# Comparador de voltaje AC



## canales (May 19, 2007)

Hola a todos.

Necesito hacer un circuito en cual se me activen unos led cuando la tensión de red se vaya arriba de un valor de deternimado o abajo de otro valor determinado. Yo sé como hacerlo con DC, a través de comparadores de ventana. Pero el voltaje a comparar es AC, no sé si los copmaradores que se usan en DC, entre ellos los de vetana, se puedan usar para AC también, ya que si dejamos voltajes de referencia fijos como en DC, el comparador estaría dando una señal de pulso de frecuencia igual a 2 veces a la de la señal AC. Pero, si los voltajes de referencia fueran también AC, me imagino que para que el compararador funcionase de la manera que quiero, ellos tendrían que estar en fase con la señal a comparar.

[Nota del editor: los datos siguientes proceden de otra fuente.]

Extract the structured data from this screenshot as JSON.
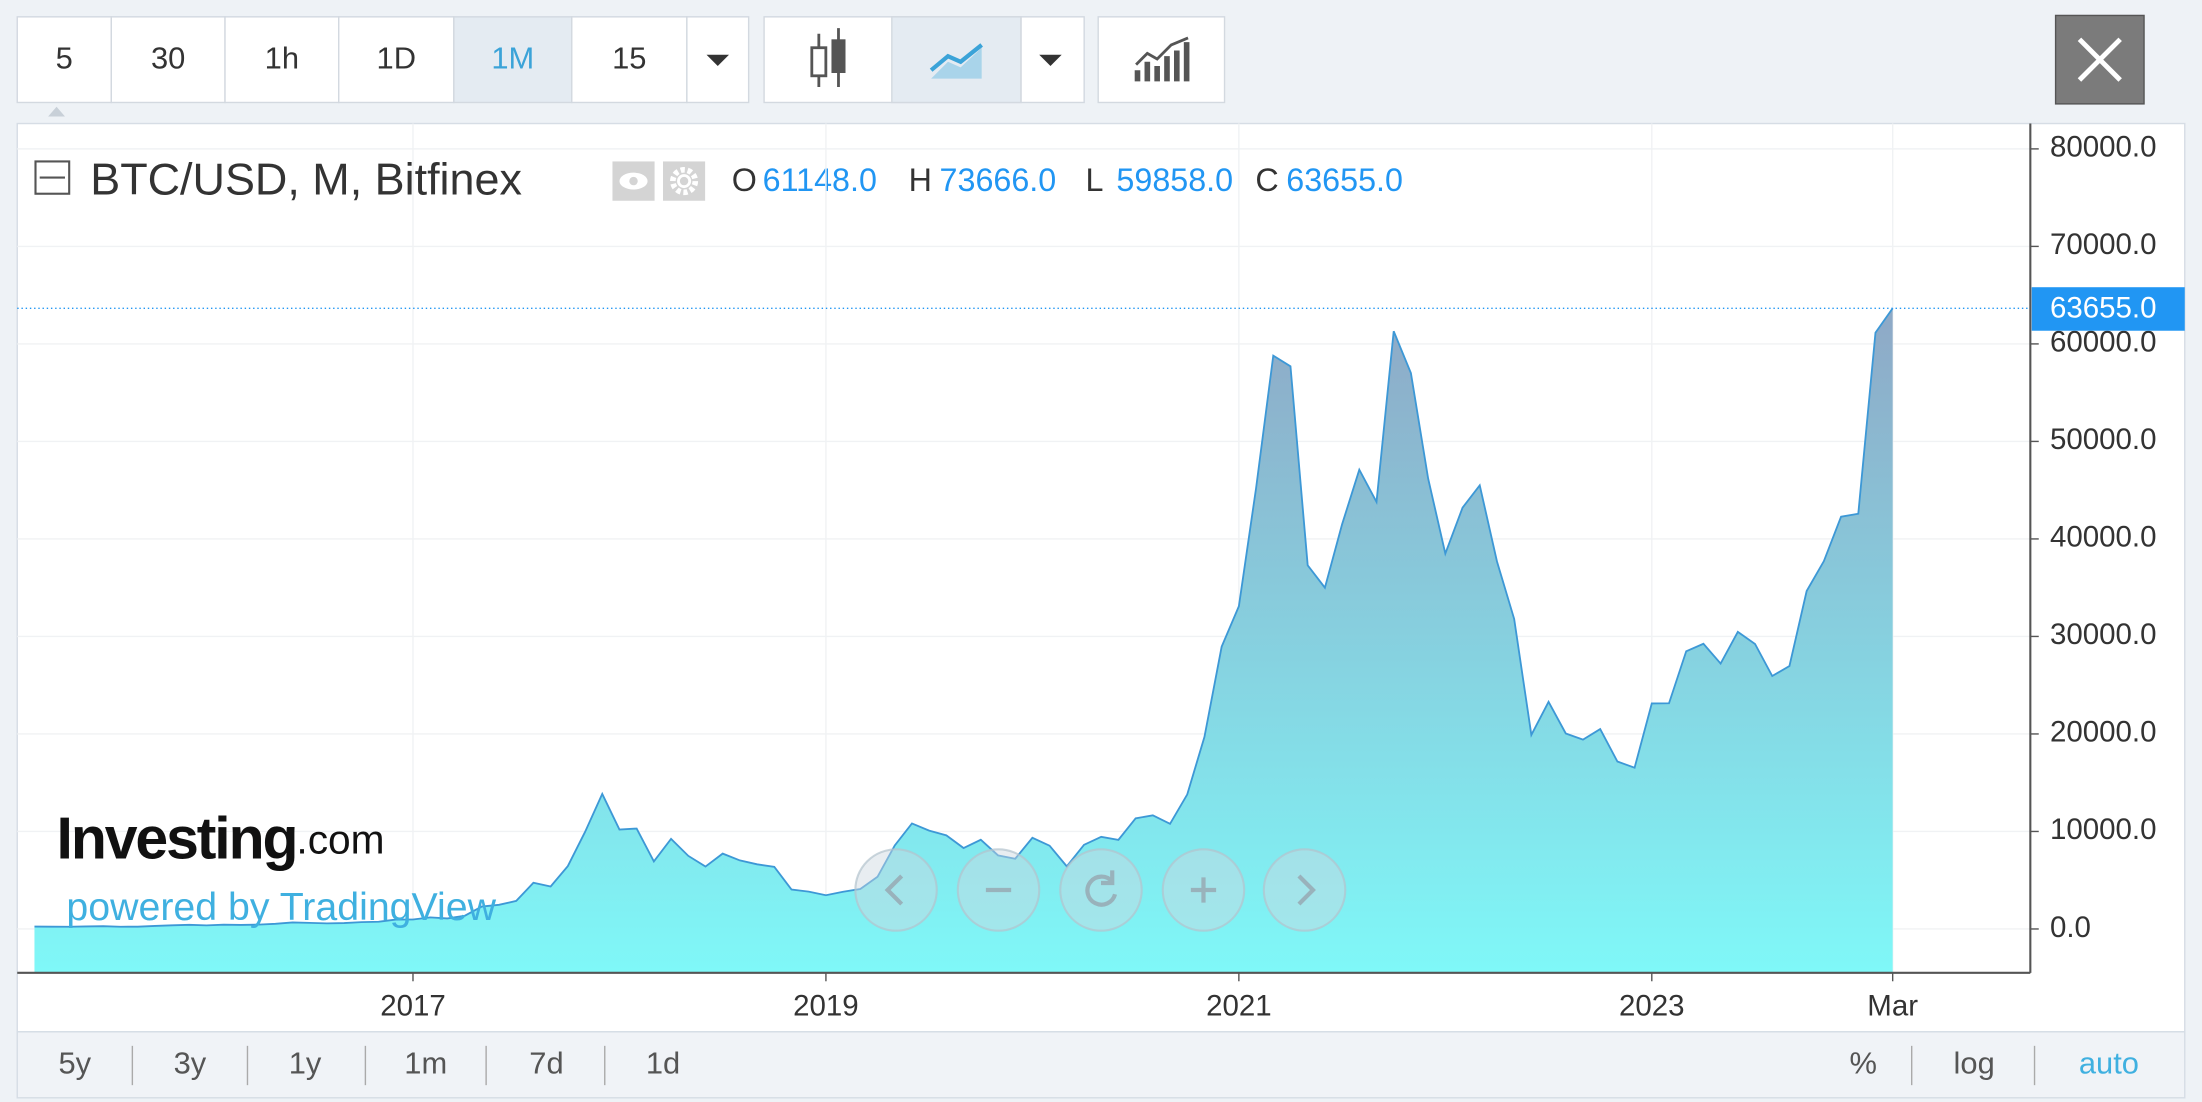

Bueno, realmente eso es lo que pienso, tal vez ustedes tengan un metodo mas sencillo y mejor.

Saludos......


----------



## JV (May 19, 2007)

Hola canales, se me ocurre que podrias colocar un rectificador y luego mendiante un divisor resitivo sensar con un comparador normal.

Saludos..


----------



## canales (May 19, 2007)

Gracias JV por tu sugerencia. Eso ya se me había ocurrido pero pensé que tal vez lo podría hacer con AC de una sola vez sin tener que pasar el voltaje a DC. Pero creo que al final esa será la solución, si es que no se me ocurre como hacerlo o nadie me dice la forma.

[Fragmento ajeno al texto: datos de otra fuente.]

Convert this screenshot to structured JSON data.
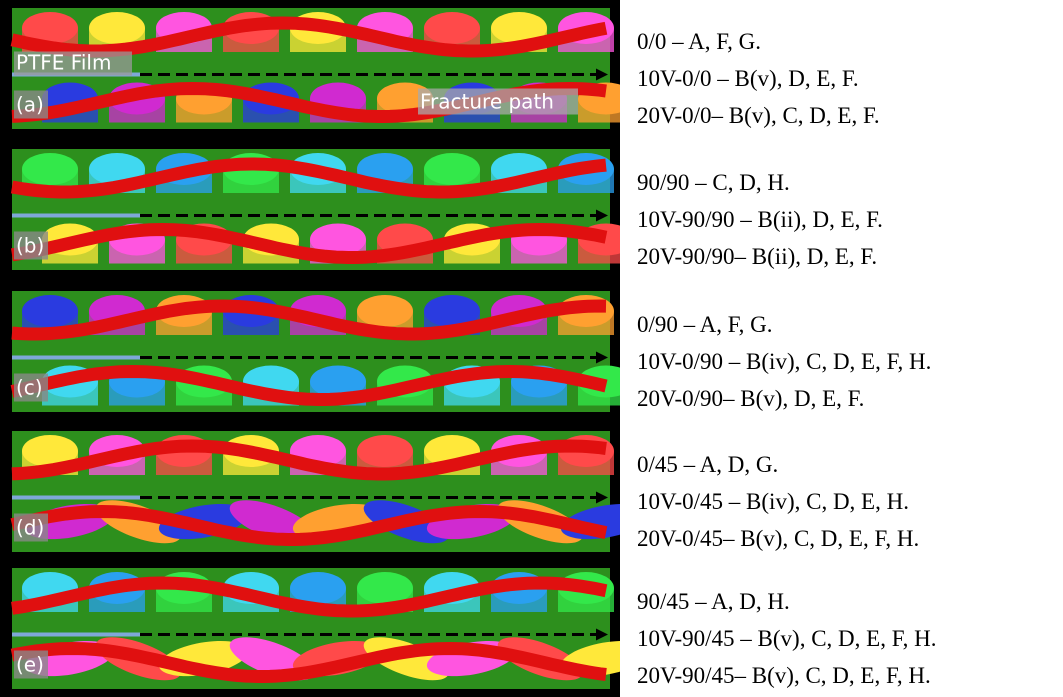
{
  "annotations": {
    "film": "PTFE Film",
    "fracture": "Fracture path"
  },
  "panels": [
    {
      "label": "(a)",
      "lines": [
        "0/0 – A, F, G.",
        "10V-0/0 – B(v), D, E, F.",
        "20V-0/0– B(v), C, D, E, F."
      ]
    },
    {
      "label": "(b)",
      "lines": [
        "90/90 – C, D, H.",
        "10V-90/90 – B(ii), D, E, F.",
        "20V-90/90– B(ii), D, E, F."
      ]
    },
    {
      "label": "(c)",
      "lines": [
        "0/90 – A, F, G.",
        "10V-0/90 – B(iv), C, D, E, F, H.",
        "20V-0/90– B(v), D, E, F."
      ]
    },
    {
      "label": "(d)",
      "lines": [
        "0/45 – A, D, G.",
        "10V-0/45 – B(iv), C, D, E, H.",
        "20V-0/45– B(v), C, D, E, F, H."
      ]
    },
    {
      "label": "(e)",
      "lines": [
        "90/45 – A, D, H.",
        "10V-90/45 – B(v), C, D, E, F, H.",
        "20V-90/45– B(v), C, D, E, F, H."
      ]
    }
  ]
}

Pero si encuentro la forma de hacerlo lo postearé.

Saludos...


----------



## Mon=) (Abr 20, 2009)

Pues yo tengo la misma duda, necesito que arriba de un voltaje deje pasar la señal AC, y pensaba poner en el  + de un OPAMP  la entrada de mi señal, y en el - mi voltaje fijo de referencia... eso esta mal?

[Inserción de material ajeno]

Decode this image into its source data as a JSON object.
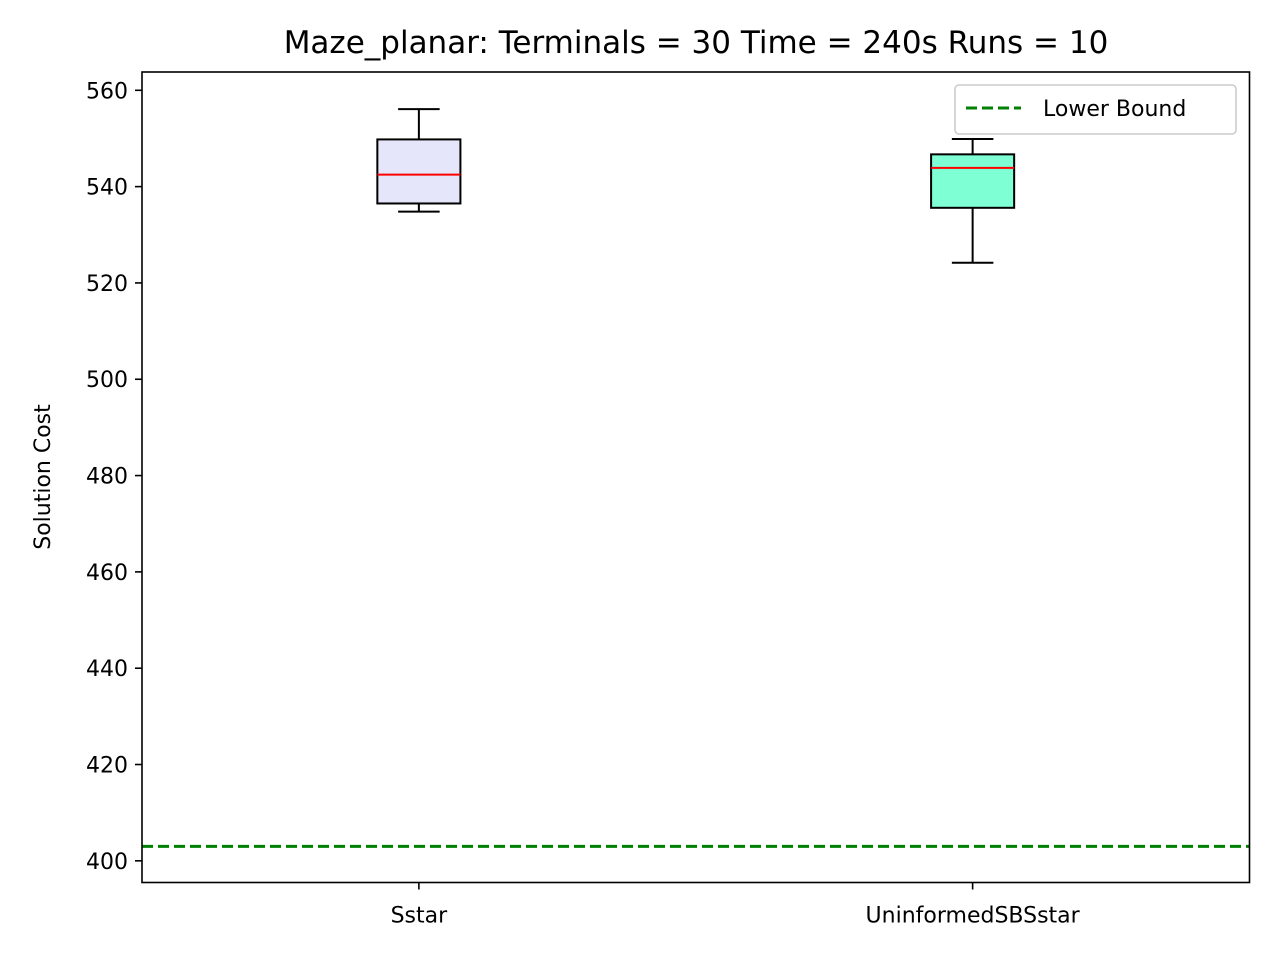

Lo que pasa esq soy muy novata y no se ni sikiera como se debe ver


----------



## devil_ginger (Abr 24, 2009)

es dificil utilizar circuitos comparadores con potencias tan grandes.
lo mejor es que utilizes primeramente un transformador que te lo deje en el orden de unos 15 v ac o menos.
ahora, los circuitos comparadores funcionan llendose a bajo (0 v) o alto (5v o mas) cuando el la señal a controlar esta por encima o por debajo de la señal de referencia, pero tu quieres encender señales tanto cuando este por encima como cuando este por debajo.. Por lo que te recomendaria que utilizaras un pic que tenga conversion a/d, luego condicionas que cuando se este por debajo o por arriba de tu valor de referencia se enciendan tales puertos de salida. Un pic, con esa caracteristica (a/d) no cuesta mas alla de $8 como el 16f877. Aunque pensandolo bien, seria un crimen utlizar el pic solo para ese proposito, considerando sus extensas prestaciones.....

pero bue...... es todo lo que se me ocurre   

suerte


----------